Closed kovasap closed 1 month ago
@kovasap this is something which would be an excellent addition to the library. There are a handful of significance tests already in the kixi.stats.test
namespace, but not correlation yet.
I've sketched a solution (using kixi.stats.digest/sum-squares
rather than kixi.stats.core/correlation
because the latter doesn't return the count of rows we need for significance testing). Hopefully it illustrates some of the support you get from the kixi.stats.distribution
and kixi.stats.test
namespaces for this sort of use case.
(def data [{:x 1 :y 2} {:x 2 :y 2} {:x 3 :y 4} {:x 4 :y 4}])
(require '[kixi.stats.core :as kixi]
'[kixi.stats.math :refer [sq sqrt]]
'[kixi.stats.digest :as digest]
'[kixi.stats.distribution :as dist]
'[kixi.stats.test :as t])
(defn correlation-test
[fx fy]
(kixi/post-complete
(digest/sum-squares fx fy)
(fn [{:keys [n ss-x ss-y ss-xy]}]
(let [denominator (sqrt (* ss-x ss-y))]
(when-not (zero? denominator)
(let [r (/ ss-xy denominator)
degrees-of-freedom (- n 2)
t-stat (/ (* r (sqrt degrees-of-freedom))
(sqrt (- 1 (sq r))))]
{:correlation r
:test (t/test-result t-stat (dist/t {:v degrees-of-freedom}))}))))))
(def result
(transduce identity (correlation-test :x :y) data))
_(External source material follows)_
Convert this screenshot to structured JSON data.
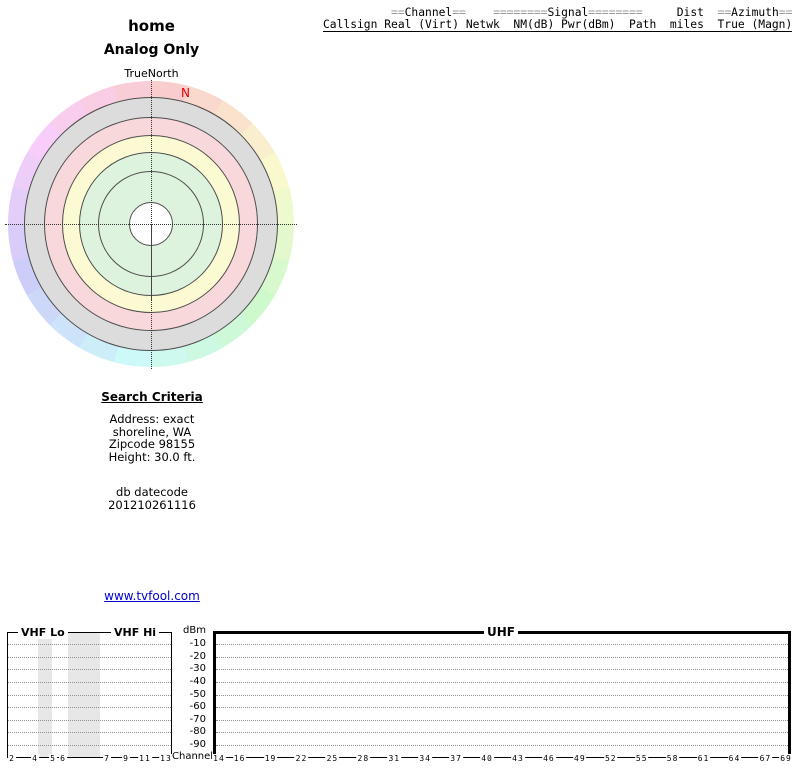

;; Return the calculated correlation
(-> result :correlation)
;; Return the p-value from the test result
(-> result :test t/p-value)
;; Perform a two-tailed test of significance given 5% alpha
(-> result :test (t/significant? 0.05 :<>))
Thanks for the detailed response! By count of rows do you mean the number of data points used to compute the correlation ((count data)
in your example above), which we need to feed into dist/t
via the degrees-of-freedom
var? Or is there additional logic required to do this kind of test for a kixi.stats.core/correlation
?
If/when I end up writing a test for kixi.stats.core/correlation
, would you be interested in a pull request?
do you mean the number of data points used to compute the correlation ((count data) in your example above
That's right. The number of observations is required for calculating significance and this manifests as the t distribution degrees of freedom. For this reason I haven't used kixi.stats.core/correlation
above.
It would be good to consider a consistent strategy for optionally returning significance tests alongside statistics.
PRs welcome!
Ok got it. I'm in the process of getting this working in my hands for kixi.stats.core/correlation
and am having some trouble understanding the code you are calling at https://github.com/MastodonC/kixi.stats/blob/7dbc5fd7873e9a4dc9ddb7a8b8da1d04935a8701/src/kixi/stats/test.cljc#L10-L28
Specifically, I'm wondering what the difference is between the p-value
calculation and the significant?
calculation. Based on my (mediocre) understanding of statistics, I would expect the significant?
calculation to just check if the p-value is below the given value (0.05
in your case). Instead it seems to be using a different distribution to calculate it than the one used for p-value
?
That's a fair question: it would be possible to leverage the p-value calculation in order to determine significance at a given alpha. Given a test statistic, a test distribution, and a desired alpha, we can determine significance in either of at least two ways:
It happens that the latter approach seems a little more straightforward to me, and I think this is borne out by the complexity of the implementations of p-value
and significant?
respectively.
Got it that makes sense. I'm asking because I want to display p-values in a table I'm making and I want to make sure that it's accurate to say that p-values less than my desired alpha are significant (so I can color/sort them appropriately). I wanted to make sure that would give the same results as using significant?
so I wouldn't have strange dependencies like a p-value greater than my alpha being classed as significant.
I'm interested in calculating a p-value for a correlation that I'm calculating using
kixi.stats.core/correlation
. I'm curious if a function to do this already exists in this library, or if functions that would help do this exist. For example, based on the description at https://support.minitab.com/en-us/minitab-express/1/help-and-how-to/modeling-statistics/regression/how-to/correlation/methods-and-formulas/, I need to be able to generate a t distribution (I think?) in order to calculate this p-value.Or maybe it's possible to calculate this p-value from the error functions that already exist in kixi.stats?
If this is not possible and/or if there is a better way to do this, I'm happy to hear about it!